There was an attempt to remain faithful to the original comic books: canon maps of the city were used as the plan for Batman Begins. The dark dystopia was found in the Narrows, a vast slum with relatively decent public transportation in the form of a strangely linear monorail track with Bruce’s corporate HQ at the very centre (why Wayne Tower needed a direct line going straight to the slums is anyone’s guess, but I’m just going to let this one go and presume they’re burning poor people as fuel). So we have a sprawling city, futuristic (if weird) transport, and a colossal shanty town based on Kowloon Walled City – the closest the real world has come to cyberpunk outside of Tokyo. So far, so good.

DYSTOPIA RATING: C
Sure, sunlight actually reaches the majority of the city’s streets, but they were going for ‘gritty and realistic’ and I can almost accept that.
THE DARK KNIGHT
This is where Nolan drops the ball and lets it shatter into a thousand shitty, broken pieces. Now first up there’s the problem that (spoiler) at the end of the previous film the Narrows were destroyed. This may have given a dark, exciting climax to Begins, but it left The Dark Knight with nothing in the way of gloom. Chicago is still used as the model for Gotham, but gone is the sprawl established in the aerial shots, and the boring, normal city is used for the the street-level scenes. In fact, it looks cleaner and more orderly than in real life.

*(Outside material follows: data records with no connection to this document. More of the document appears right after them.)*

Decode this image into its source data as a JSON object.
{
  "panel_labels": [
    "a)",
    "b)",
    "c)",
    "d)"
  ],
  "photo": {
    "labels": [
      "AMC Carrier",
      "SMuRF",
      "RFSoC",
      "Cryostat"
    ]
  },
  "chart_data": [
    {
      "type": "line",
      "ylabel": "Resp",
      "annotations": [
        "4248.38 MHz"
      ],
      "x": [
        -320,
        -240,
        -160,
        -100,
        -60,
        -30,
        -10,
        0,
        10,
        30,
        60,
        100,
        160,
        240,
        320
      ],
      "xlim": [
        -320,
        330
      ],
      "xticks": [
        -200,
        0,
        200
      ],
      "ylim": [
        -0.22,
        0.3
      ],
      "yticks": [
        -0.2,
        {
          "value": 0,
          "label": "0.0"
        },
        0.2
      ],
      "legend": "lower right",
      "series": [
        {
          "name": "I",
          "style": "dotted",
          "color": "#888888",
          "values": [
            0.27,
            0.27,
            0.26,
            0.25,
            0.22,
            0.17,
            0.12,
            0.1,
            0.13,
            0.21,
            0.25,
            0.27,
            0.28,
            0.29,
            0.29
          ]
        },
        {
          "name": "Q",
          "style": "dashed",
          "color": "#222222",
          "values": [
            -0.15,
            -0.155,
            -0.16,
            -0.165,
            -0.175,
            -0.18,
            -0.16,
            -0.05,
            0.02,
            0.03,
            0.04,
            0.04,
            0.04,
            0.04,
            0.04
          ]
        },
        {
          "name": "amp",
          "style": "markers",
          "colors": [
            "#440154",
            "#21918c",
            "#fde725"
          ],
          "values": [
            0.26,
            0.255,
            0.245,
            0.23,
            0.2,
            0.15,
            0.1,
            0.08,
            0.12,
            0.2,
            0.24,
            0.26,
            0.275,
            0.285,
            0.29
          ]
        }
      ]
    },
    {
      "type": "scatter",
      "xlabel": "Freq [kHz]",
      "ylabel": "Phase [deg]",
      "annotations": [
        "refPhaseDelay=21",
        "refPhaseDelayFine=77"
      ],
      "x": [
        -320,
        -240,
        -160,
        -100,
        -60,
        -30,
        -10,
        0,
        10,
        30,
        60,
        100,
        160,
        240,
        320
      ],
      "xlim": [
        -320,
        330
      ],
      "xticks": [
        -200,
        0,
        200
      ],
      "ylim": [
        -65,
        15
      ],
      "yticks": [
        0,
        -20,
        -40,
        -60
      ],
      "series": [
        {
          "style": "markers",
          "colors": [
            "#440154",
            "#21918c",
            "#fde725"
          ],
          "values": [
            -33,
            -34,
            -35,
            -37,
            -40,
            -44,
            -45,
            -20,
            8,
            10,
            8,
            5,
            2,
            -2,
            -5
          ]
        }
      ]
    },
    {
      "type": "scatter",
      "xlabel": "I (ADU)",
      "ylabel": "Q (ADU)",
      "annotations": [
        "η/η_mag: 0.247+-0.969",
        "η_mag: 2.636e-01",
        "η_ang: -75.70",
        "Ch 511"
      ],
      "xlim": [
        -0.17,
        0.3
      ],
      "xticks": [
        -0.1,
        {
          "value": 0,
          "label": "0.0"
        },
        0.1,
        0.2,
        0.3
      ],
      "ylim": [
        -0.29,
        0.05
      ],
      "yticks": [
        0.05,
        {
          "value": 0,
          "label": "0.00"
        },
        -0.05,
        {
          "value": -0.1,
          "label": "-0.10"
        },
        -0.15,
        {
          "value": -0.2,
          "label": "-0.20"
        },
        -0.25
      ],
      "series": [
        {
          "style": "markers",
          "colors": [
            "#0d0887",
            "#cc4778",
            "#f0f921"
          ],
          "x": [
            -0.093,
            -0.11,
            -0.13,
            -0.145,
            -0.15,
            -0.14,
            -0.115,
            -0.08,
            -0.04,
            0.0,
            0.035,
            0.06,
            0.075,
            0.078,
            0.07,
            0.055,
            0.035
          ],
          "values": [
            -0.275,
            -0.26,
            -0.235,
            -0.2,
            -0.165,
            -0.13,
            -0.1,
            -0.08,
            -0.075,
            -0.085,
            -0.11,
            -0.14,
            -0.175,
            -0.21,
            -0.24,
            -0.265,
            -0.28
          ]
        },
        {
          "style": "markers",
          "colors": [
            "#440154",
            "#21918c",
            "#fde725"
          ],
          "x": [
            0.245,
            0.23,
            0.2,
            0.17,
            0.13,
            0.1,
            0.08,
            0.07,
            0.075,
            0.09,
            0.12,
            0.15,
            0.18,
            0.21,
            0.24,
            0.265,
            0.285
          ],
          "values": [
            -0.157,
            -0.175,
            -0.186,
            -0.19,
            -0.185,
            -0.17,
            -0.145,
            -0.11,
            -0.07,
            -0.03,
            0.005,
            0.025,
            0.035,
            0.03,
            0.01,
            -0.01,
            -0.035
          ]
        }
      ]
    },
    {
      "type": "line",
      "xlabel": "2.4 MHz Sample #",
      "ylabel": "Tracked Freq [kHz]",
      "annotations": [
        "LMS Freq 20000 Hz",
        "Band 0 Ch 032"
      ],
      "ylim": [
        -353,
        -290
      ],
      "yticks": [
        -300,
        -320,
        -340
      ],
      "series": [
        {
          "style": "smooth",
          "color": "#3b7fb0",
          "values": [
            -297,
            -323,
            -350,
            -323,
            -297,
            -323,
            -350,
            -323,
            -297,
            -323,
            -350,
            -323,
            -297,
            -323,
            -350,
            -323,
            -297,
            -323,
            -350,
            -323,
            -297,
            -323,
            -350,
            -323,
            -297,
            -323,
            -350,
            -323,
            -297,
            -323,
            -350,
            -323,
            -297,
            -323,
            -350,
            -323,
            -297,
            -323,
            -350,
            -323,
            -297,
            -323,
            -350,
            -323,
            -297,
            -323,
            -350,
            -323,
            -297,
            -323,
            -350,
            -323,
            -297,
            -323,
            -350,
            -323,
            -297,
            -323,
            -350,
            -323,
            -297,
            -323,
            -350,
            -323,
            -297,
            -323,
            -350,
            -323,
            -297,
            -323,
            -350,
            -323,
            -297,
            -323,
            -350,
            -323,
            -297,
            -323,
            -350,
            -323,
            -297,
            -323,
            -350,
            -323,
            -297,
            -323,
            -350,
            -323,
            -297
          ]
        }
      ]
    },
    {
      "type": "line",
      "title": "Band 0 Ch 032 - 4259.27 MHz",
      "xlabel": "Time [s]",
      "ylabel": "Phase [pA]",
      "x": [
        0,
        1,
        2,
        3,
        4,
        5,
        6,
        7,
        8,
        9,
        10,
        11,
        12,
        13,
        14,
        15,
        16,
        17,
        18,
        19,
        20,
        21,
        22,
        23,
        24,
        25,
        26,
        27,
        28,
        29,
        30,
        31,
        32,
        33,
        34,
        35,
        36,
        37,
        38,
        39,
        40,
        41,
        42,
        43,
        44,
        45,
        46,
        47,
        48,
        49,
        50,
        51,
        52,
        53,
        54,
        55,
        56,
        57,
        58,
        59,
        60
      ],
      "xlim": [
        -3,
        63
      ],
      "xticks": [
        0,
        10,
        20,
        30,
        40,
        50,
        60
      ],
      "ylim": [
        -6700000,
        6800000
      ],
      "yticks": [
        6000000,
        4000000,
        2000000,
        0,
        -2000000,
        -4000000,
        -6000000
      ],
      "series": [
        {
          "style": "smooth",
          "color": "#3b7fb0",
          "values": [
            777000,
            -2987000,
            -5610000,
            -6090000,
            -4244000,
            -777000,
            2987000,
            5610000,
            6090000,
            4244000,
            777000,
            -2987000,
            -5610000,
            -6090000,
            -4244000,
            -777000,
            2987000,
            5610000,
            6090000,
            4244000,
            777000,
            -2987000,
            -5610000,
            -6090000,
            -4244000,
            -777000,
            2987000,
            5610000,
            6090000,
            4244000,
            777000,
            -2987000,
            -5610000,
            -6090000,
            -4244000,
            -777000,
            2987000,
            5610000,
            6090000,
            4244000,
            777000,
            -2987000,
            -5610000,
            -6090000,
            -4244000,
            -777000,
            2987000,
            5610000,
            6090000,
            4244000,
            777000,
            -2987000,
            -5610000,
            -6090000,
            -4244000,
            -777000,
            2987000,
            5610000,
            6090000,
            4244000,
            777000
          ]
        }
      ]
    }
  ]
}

A hospital is blown up, but it’s a simple, regular hospital. It’s even a beige colour, and anything other than ‘nightmare black’ or ‘soul-sucking-depression grey’ is a bad choice for a building in Gotham.
DYSTOPIA RATING: D-
This clean and rosy city of blandness pissed me off even more than the Bush-era War on Terror propaganda.
THE DARK KNIGHT RISES
Now I have no idea what happened here, but at a guess I would say that Nolan was too busy snorting cocaine out of piles of prostitutes filled with money (that’s a thing, right?) to bother making a Gotham at all. For the last Batman film he used Manhattan. That’s it. They even used Trump Towers for Wayne’s corporate headquarters. I’m not including a picture because, well, go on Google image search and type ‘Manhattan’. Or close your eyes and picture it, because almost everything else ever filmed is set there.
Yes, for the plot they needed an island this time, because (spoiler, whatever, I don’t give a fuck) the city is sealed off and an evil pseudo left-wing revolution takes place. But no, for pointlessly enraged geeks like me that does not mean you get to take the entire canon city and replace it with one that already exists. We have Superman for that, and no-one likes Superman. The streets of New York are even unrealistically empty of traffic and people. I know that William Safire once said that Gotham is “New York below 14th Street”, but he did not say Gotham is “New York on a quiet Sunday when everyone is home watching TV and not committing crime.”
It even makes me long for the giant homoerotic statues. At least they looked stern.

DYSTOPIA RATING: F. F F F F F. F IS FOR ‘FUCK, I HOPE CHRIS NOLAN FALLS IN A FATAL SKIING ACCIDENT AND FINDS HIMSELF SLOWLY FREEZING TO DEATH UNDER FIFTY FUCKTONS OF SNOW, FURROWING HIS WAY SLOWLY THROUGH IN A FUTILE ATTEMPT TO FIND HIS WAY TO DAYLIGHT AND FAILING, FINDING HIS FINGERS TOO FROZEN AND FROSTBITTEN TO MOVE, THEN FURLING INTO THE FOETAL POSITION AND FEELING THE FIRM GRIP OF A FURIOUS GOD READY TO FETCH HIM FOR THE FIERY UNDERWORLD. HE IS THEN FORGOTTEN ABOUT FOREVER.’
Or, just try not to think about it and watch Batman Returns again and again. I love that film.